Al día siguiente, había planeado ir de excursión con unos amigos. Teníamos que atravesar la isla en automóvil, llevándonos la comida hasta un lugar llamado (apenas lo recuerdo, ¡ha pasado tanto tiempo!) Las Nieves, una bahía resguardada donde podíamos bañarnos si ése era nuestro deseo. Seguimos el programa tal como habíamos pensado, si exceptuamos el hecho de que salimos más tarde de lo previsto y nos detuvimos por el camino para comer, por lo que llegamos a Las Nieves a tiempo para bañarnos antes de la hora del té.
Al aproximarnos a la playa, percibimos en seguida una gran conmoción. Todos los habitantes del pequeño pueblecito parecían haberse reunido en la orilla y, en cuanto nos vieron, corrieron hacia el coche y empezaron a explicarnos lo ocurrido con gran excitación. Como nuestro español no era demasiado bueno, me costó bastante entenderlo, pero al fin lo logré.
Dos de esas chaladas inglesas habían ido allí a bañarse y una se alejó demasiado de la orilla y no pudo volver. La otra acudió en su auxilio para intentar traerla a la playa, pero le fallaron las fuerzas y se hubiera ahogado también de no ser porque un hombre salió en un bote y las recogió, aunque la primera estaba más allá de toda ayuda.
Tan pronto como supe lo que ocurría, aparté a la multitud y corrí hasta la playa. Al principio no reconocí a las dos mujeres. El traje de baño negro en que se enfundaba la figura rolliza y la apretada gorra de baño verde me impidieron reconocerla cuando alzó la cabeza mirándome con ansiedad. Estaba arrodillada junto al cuerpo de su amiga tratando de hacerle unos torpes remedos de respiración artificial. Cuando le dije que era médico lanzó un suspiro de alivio y yo le mandé que fuera en seguida a una de las casas a darse una buena fricción y a ponerse ropa seca. Una de las señoras que venía con nosotros la acompañó. Me puse a trabajar para devolver la vida a la ahogada, pero fue en vano. Era evidente que había dejado de existir y al fin tuve que darme por vencido.
Me reuní con los otros en la casita de un pescador, donde tuve que dar la mala noticia. La superviviente se había vestido ya y entonces la reconocí inmediatamente como una de las recién llegadas de la noche anterior. Recibió la mala nueva con bastante calma y era evidente que el horror de lo ocurrido la había impresionado más que cualquier otro sentimiento personal.
—Pobre Amy —decía—. Pobre, pobrecita Amy. Había deseado tanto poderse bañar aquí. Y era muy buena nadadora, no lo comprendo. ¿Qué cree usted que puede haber sido, doctor?
—Posiblemente un calambre. ¿Quiere contarme exactamente lo que ha ocurrido?
—Habíamos estado nadando las dos durante un rato, unos veinte minutos.
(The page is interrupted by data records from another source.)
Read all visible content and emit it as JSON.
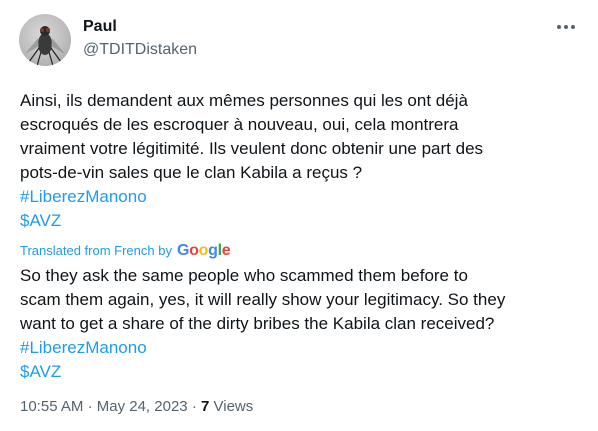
{
  "author": {
    "name": "Paul",
    "handle": "@TDITDistaken"
  },
  "original": {
    "lines": [
      "Ainsi, ils demandent aux mêmes personnes qui les ont déjà",
      "escroqués de les escroquer à nouveau, oui, cela montrera",
      "vraiment votre légitimité. Ils veulent donc obtenir une part des",
      "pots-de-vin sales que le clan Kabila a reçus ?"
    ],
    "hashtags": [
      "#LiberezManono",
      "$AVZ"
    ]
  },
  "translation": {
    "label": "Translated from French by",
    "provider": "Google",
    "lines": [
      "So they ask the same people who scammed them before to",
      "scam them again, yes, it will really show your legitimacy. So they",
      "want to get a share of the dirty bribes the Kabila clan received?"
    ],
    "hashtags": [
      "#LiberezManono",
      "$AVZ"
    ]
  },
  "meta": {
    "time": "10:55 AM",
    "sep1": "·",
    "date": "May 24, 2023",
    "sep2": "·",
    "views_count": "7",
    "views_label": "Views"
  },
  "colors": {
    "link": "#1d9bf0",
    "secondary_text": "#536471",
    "primary_text": "#0f1419"
  },
  "icons": {
    "more": "more-horizontal-icon",
    "avatar": "fly-photo"
  }
}
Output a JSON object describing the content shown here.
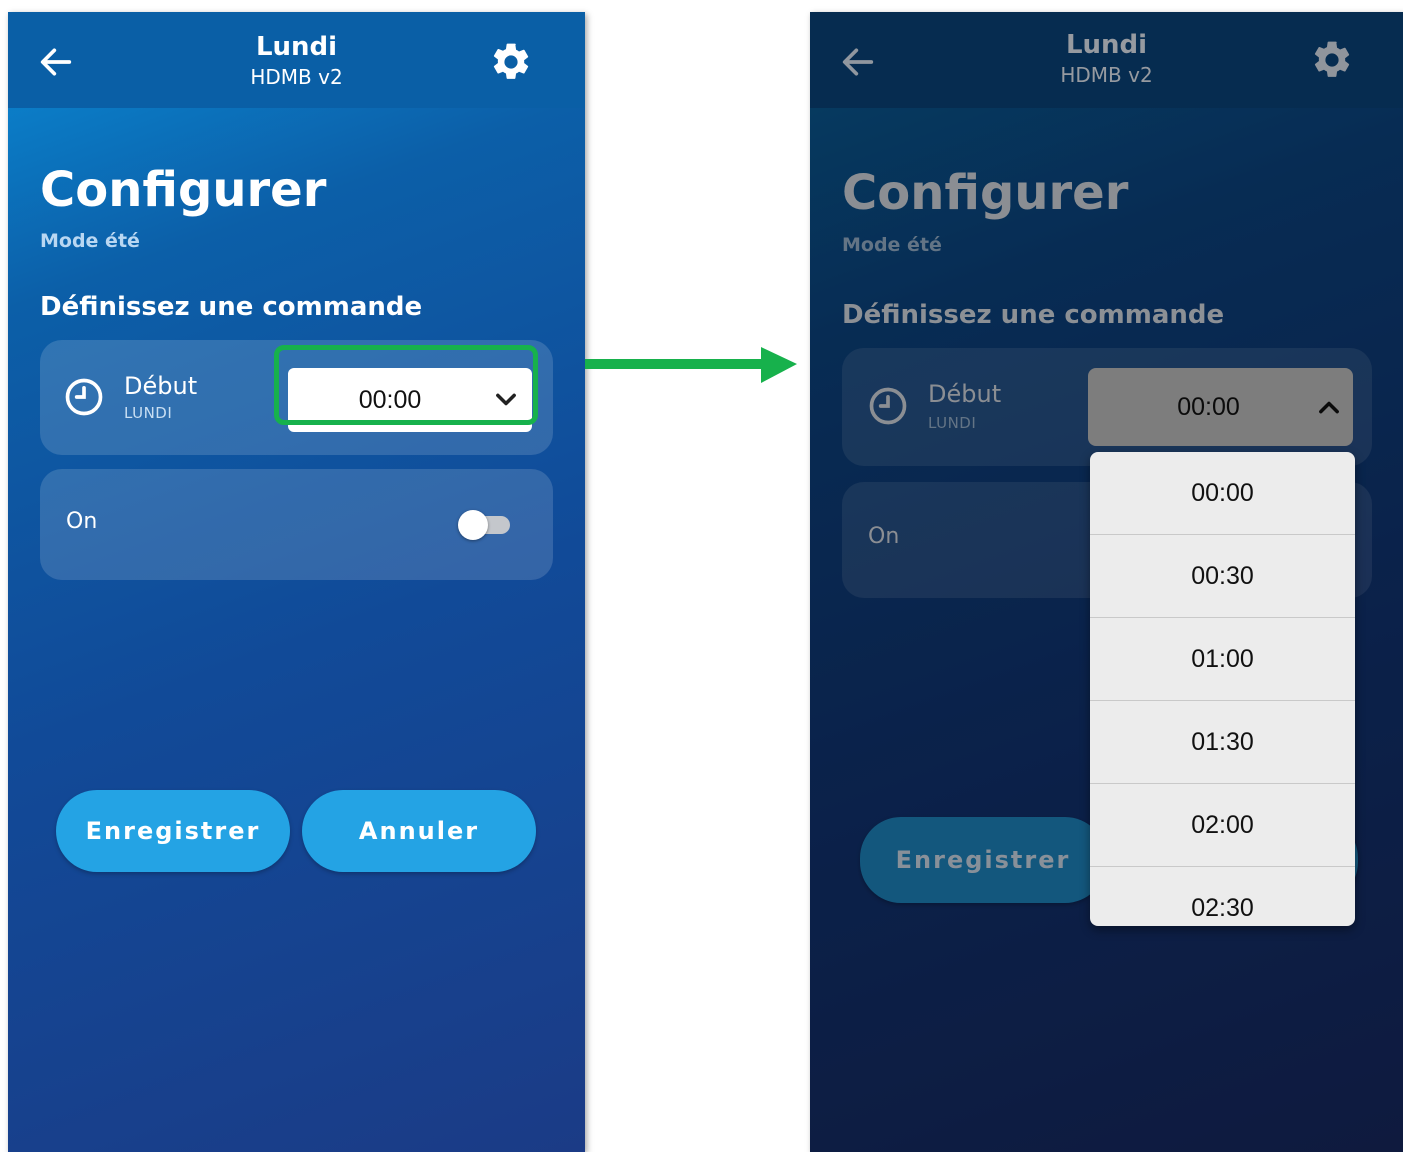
{
  "header": {
    "title": "Lundi",
    "subtitle": "HDMB v2"
  },
  "page": {
    "title": "Configurer",
    "mode": "Mode été",
    "section_title": "Définissez une commande"
  },
  "start_card": {
    "label": "Début",
    "day": "LUNDI",
    "selected_time": "00:00"
  },
  "on_card": {
    "label": "On",
    "toggle_on": false
  },
  "buttons": {
    "save": "Enregistrer",
    "cancel": "Annuler"
  },
  "dropdown": {
    "options": [
      "00:00",
      "00:30",
      "01:00",
      "01:30",
      "02:00",
      "02:30"
    ]
  },
  "colors": {
    "accent": "#24a3e4",
    "highlight": "#17b14c",
    "arrow": "#17b14c"
  },
  "icons": {
    "back": "back-arrow-icon",
    "settings": "gear-icon",
    "clock": "clock-icon",
    "chevron_down": "chevron-down-icon",
    "chevron_up": "chevron-up-icon"
  }
}
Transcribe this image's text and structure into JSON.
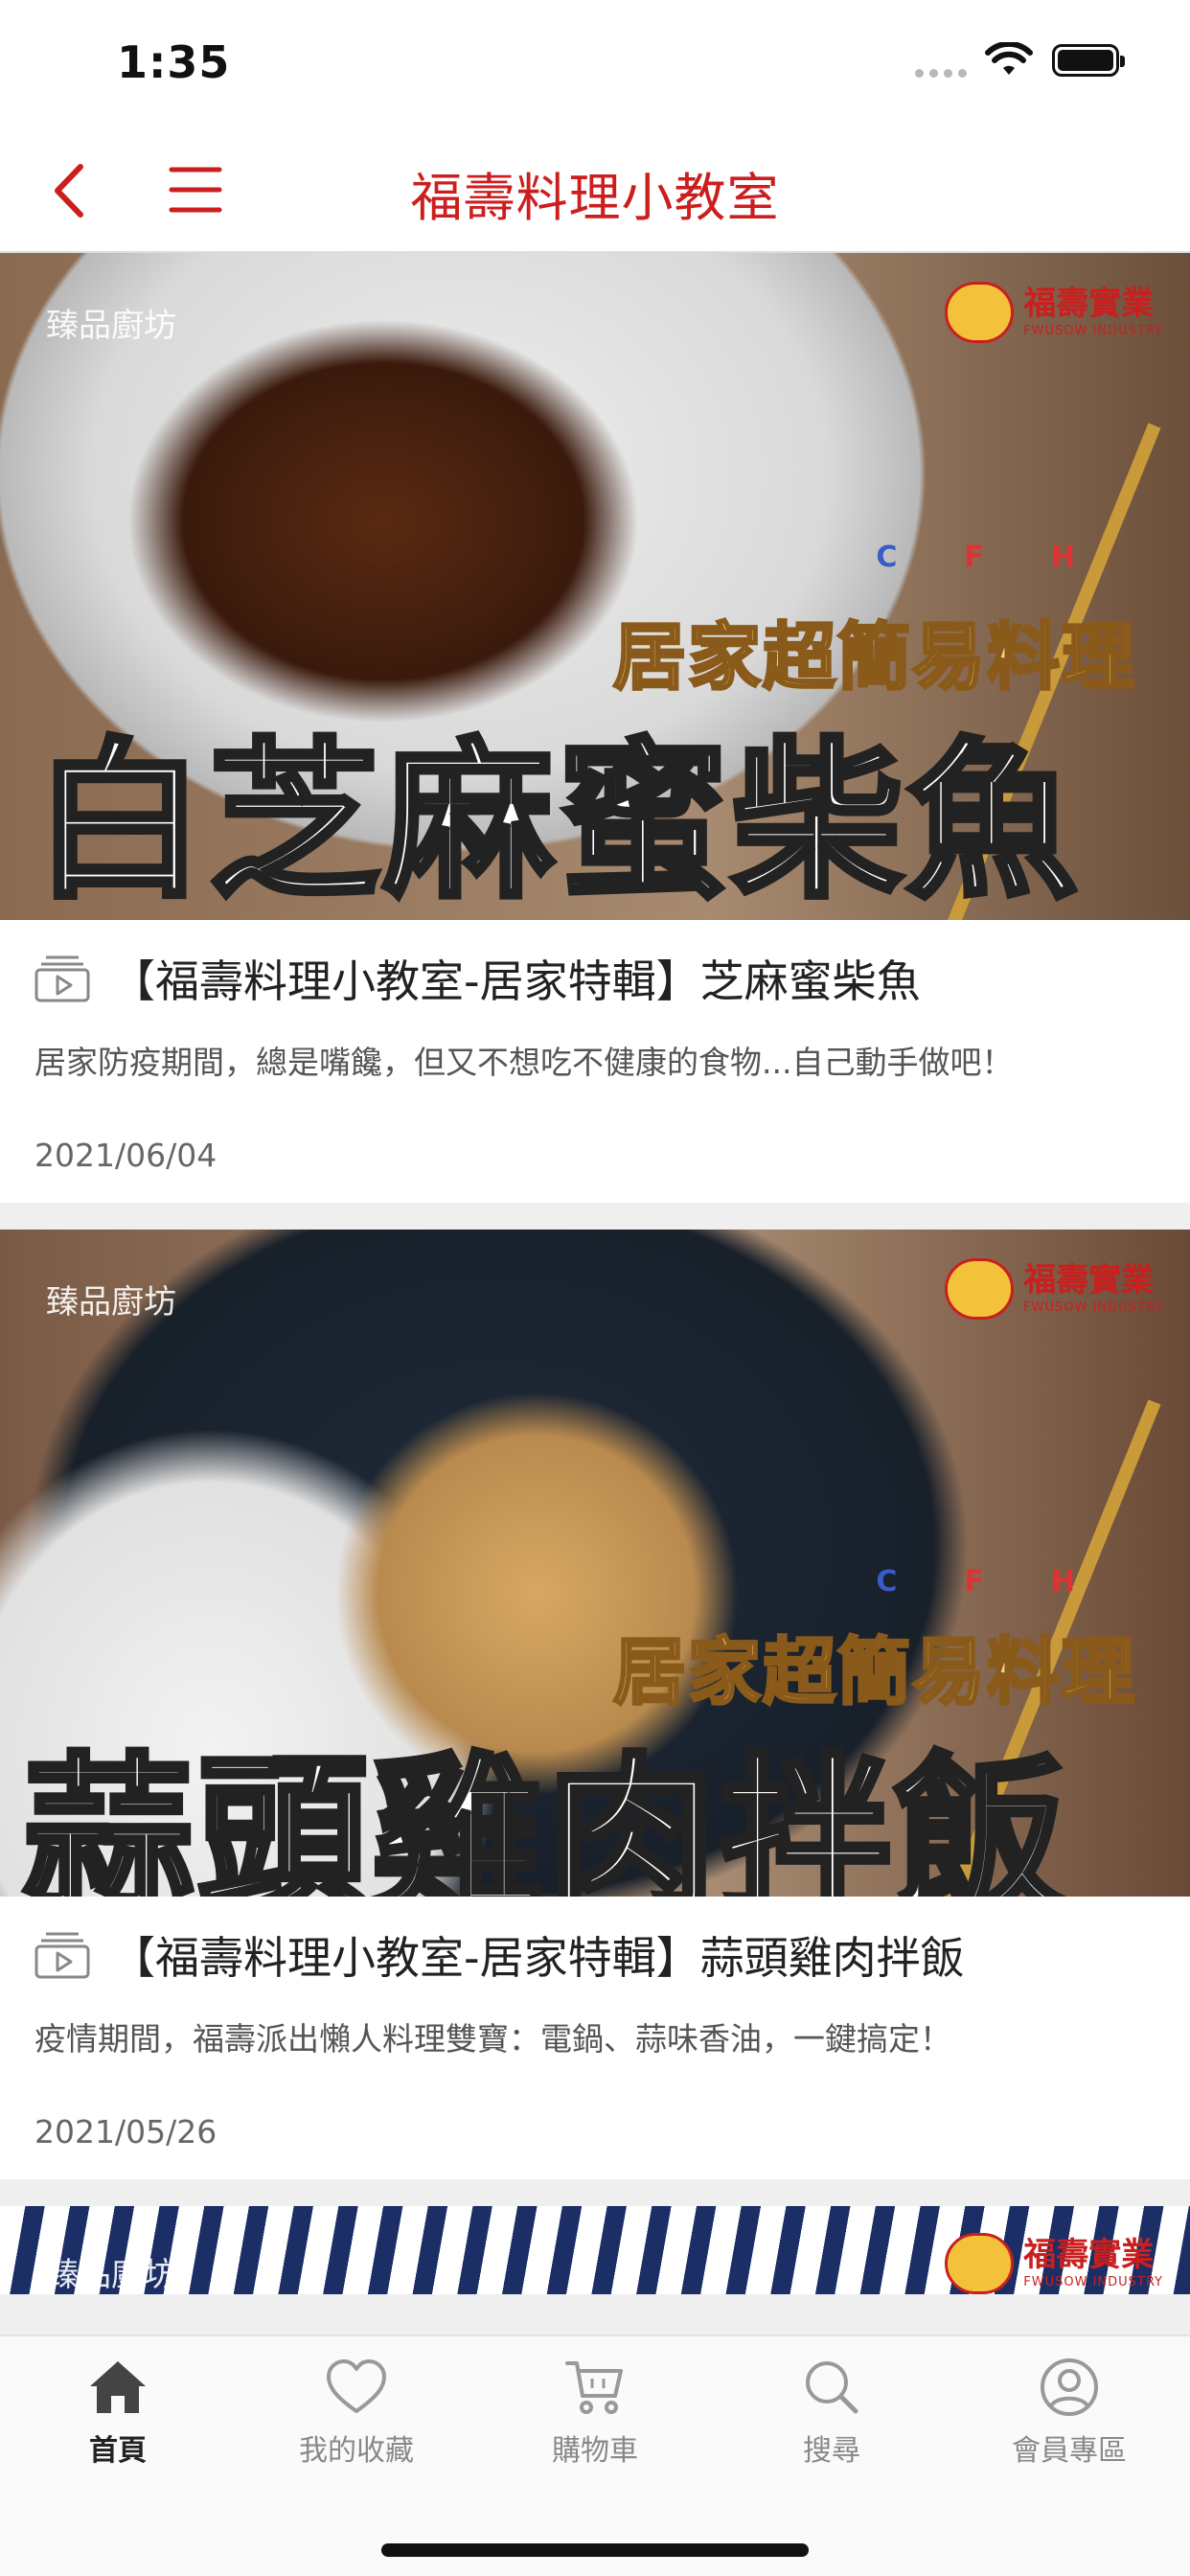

Entonces dije que iba a salir ya, pero Amy quiso nadar un poco más. Luego la oí gritar y, al comprender que pedía ayuda, nadé hacia ella tan deprisa como pude. Cuando llegué a su lado aún flotaba, pero se agarró a mí con tanta fuerza que nos hundimos las dos. De no haber sido por ese hombre que se acercó con el bote, me hubiera ahogado yo también.
—Suele ocurrir muy a menudo —dije—. Salvar a una persona que se está ahogando no es tarea fácil.
—Es horrible —continuó la señorita Barton—. Llegamos ayer y estábamos encantadas con el sol y nuestras vacaciones. Y ahora ocurre esta horrible tragedia.
Le pedí los datos personales de la difunta, explicándole que haría cuanto pudiese por ella, pero que las autoridades españolas necesitarían disponer de cuanta información tuviera. Ella me dio todos los datos que pudo con presteza.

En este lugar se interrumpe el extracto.